Votre mot de passe vous semble solide ? wks.fr vous permet de vérifier cette intuition en quelques secondes, sans envoyer quoi que ce soit à un serveur. Tout le calcul s’exécute localement dans votre navigateur : le mot de passe que vous saisissez ne quitte jamais votre machine.

Le principe est simple. L’outil calcule l’espace combinatoire total de votre mot de passe, puis divise ce chiffre par la vitesse d’attaque théorique d’un matériel de référence. Résultat : une estimation du temps qu’un attaquant mettrait à épuiser toutes les combinaisons possibles.

Ce qui rend wks.fr utile au-delà d’un simple compteur de caractères, c’est la possibilité de sélectionner l’algorithme de hachage correspondant à votre environnement. Un hash MD5 se cracke à une vitesse radicalement différente d’un bcrypt ou d’un SHA-256. Adapter ce paramètre donne une estimation bien plus réaliste que les outils génériques.

La formule mathématique derrière le calcul brute force

Derrière l’interface se cache une opération mathématique directe. Le nombre de combinaisons possibles se calcule ainsi : taille du jeu de caractères élevée à la puissance du nombre de caractères. Cette croissance est exponentielle, pas linéaire.

Concrètement, voici ce que ça donne selon le jeu de caractères utilisé :

  • Chiffres uniquement (0-9) : 10 possibilités par position
  • Minuscules seulement (a-z) : 26 possibilités par position
  • Minuscules + majuscules : 52 possibilités par position
  • Lettres + chiffres + symboles : 95 possibilités par position ou plus

Prenez un mot de passe de 8 caractères utilisant le jeu complet de 95 caractères. Le calcul donne 95⁸, soit plus de 6 600 milliards de combinaisons. Ajoutez un seul caractère, et vous multipliez ce chiffre par 95 d’un coup.

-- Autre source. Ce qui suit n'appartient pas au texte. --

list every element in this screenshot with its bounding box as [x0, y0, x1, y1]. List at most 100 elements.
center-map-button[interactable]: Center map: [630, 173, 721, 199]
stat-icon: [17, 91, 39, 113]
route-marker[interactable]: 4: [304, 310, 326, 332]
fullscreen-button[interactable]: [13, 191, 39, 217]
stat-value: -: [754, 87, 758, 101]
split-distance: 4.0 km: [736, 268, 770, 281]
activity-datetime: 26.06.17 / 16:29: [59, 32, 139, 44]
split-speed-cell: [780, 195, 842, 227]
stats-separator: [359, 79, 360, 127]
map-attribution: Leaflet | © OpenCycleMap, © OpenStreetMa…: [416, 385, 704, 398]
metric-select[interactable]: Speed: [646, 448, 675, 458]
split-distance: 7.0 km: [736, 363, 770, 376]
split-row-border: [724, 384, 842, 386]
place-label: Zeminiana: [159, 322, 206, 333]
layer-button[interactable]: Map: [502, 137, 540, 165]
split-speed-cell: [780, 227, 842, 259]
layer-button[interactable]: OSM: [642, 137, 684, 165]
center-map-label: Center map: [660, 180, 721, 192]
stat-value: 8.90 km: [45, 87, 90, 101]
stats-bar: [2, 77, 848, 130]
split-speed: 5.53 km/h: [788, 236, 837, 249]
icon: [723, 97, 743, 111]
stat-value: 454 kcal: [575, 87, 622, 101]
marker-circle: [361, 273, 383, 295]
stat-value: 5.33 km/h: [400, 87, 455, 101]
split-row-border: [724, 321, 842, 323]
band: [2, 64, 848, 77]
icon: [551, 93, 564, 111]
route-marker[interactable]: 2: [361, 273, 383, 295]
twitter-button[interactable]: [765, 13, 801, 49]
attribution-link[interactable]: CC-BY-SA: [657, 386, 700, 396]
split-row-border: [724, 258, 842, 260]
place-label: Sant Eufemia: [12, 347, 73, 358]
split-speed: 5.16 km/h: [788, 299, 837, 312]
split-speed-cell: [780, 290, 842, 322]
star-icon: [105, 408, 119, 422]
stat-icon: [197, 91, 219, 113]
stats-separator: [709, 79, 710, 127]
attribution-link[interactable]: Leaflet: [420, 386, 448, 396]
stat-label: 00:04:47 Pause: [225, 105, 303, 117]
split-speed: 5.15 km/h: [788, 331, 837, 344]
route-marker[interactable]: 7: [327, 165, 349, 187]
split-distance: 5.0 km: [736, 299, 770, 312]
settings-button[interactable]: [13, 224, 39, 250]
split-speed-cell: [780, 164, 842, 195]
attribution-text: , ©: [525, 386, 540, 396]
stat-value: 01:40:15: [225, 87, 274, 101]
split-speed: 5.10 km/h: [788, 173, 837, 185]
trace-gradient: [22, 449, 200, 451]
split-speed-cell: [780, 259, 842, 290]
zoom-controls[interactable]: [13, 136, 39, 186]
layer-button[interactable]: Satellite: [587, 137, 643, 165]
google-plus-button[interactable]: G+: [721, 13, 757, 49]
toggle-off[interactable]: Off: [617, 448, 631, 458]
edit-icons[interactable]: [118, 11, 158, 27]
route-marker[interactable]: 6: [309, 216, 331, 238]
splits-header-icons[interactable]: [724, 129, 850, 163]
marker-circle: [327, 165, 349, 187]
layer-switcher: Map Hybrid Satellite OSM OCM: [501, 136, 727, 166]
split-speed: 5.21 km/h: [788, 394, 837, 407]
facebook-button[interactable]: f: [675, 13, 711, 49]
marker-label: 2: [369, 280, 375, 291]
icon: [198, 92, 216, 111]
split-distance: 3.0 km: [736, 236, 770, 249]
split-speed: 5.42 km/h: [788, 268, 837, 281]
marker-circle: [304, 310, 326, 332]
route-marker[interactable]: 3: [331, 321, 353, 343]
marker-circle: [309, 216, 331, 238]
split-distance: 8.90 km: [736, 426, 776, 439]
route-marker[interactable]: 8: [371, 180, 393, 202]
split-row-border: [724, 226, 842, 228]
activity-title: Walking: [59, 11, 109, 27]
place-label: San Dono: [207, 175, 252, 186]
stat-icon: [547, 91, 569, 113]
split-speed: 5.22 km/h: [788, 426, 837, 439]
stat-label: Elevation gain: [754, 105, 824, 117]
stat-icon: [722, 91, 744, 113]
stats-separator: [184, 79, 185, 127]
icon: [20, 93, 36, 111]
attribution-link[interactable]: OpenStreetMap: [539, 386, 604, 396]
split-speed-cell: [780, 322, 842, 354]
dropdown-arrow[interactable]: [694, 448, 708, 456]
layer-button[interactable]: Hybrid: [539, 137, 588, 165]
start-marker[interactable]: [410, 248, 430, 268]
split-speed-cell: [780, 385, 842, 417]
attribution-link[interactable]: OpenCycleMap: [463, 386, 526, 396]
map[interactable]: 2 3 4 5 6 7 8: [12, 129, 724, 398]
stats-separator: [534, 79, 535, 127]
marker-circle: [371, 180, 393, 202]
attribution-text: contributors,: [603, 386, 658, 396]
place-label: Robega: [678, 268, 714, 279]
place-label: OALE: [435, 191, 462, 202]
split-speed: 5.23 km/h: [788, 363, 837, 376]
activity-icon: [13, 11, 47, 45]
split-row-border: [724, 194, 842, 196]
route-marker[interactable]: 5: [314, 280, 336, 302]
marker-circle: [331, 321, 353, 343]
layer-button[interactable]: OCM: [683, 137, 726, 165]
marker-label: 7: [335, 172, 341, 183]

Le temps estimé s’obtient en divisant ce nombre de combinaisons par la vitesse d’attaque en hashes par seconde. C’est cette division qui explique pourquoi choisir le bon algorithme dans wks.fr change radicalement l’estimation affichée.

Quels sont les temps de crackage réels selon la longueur et la complexité du mot de passe?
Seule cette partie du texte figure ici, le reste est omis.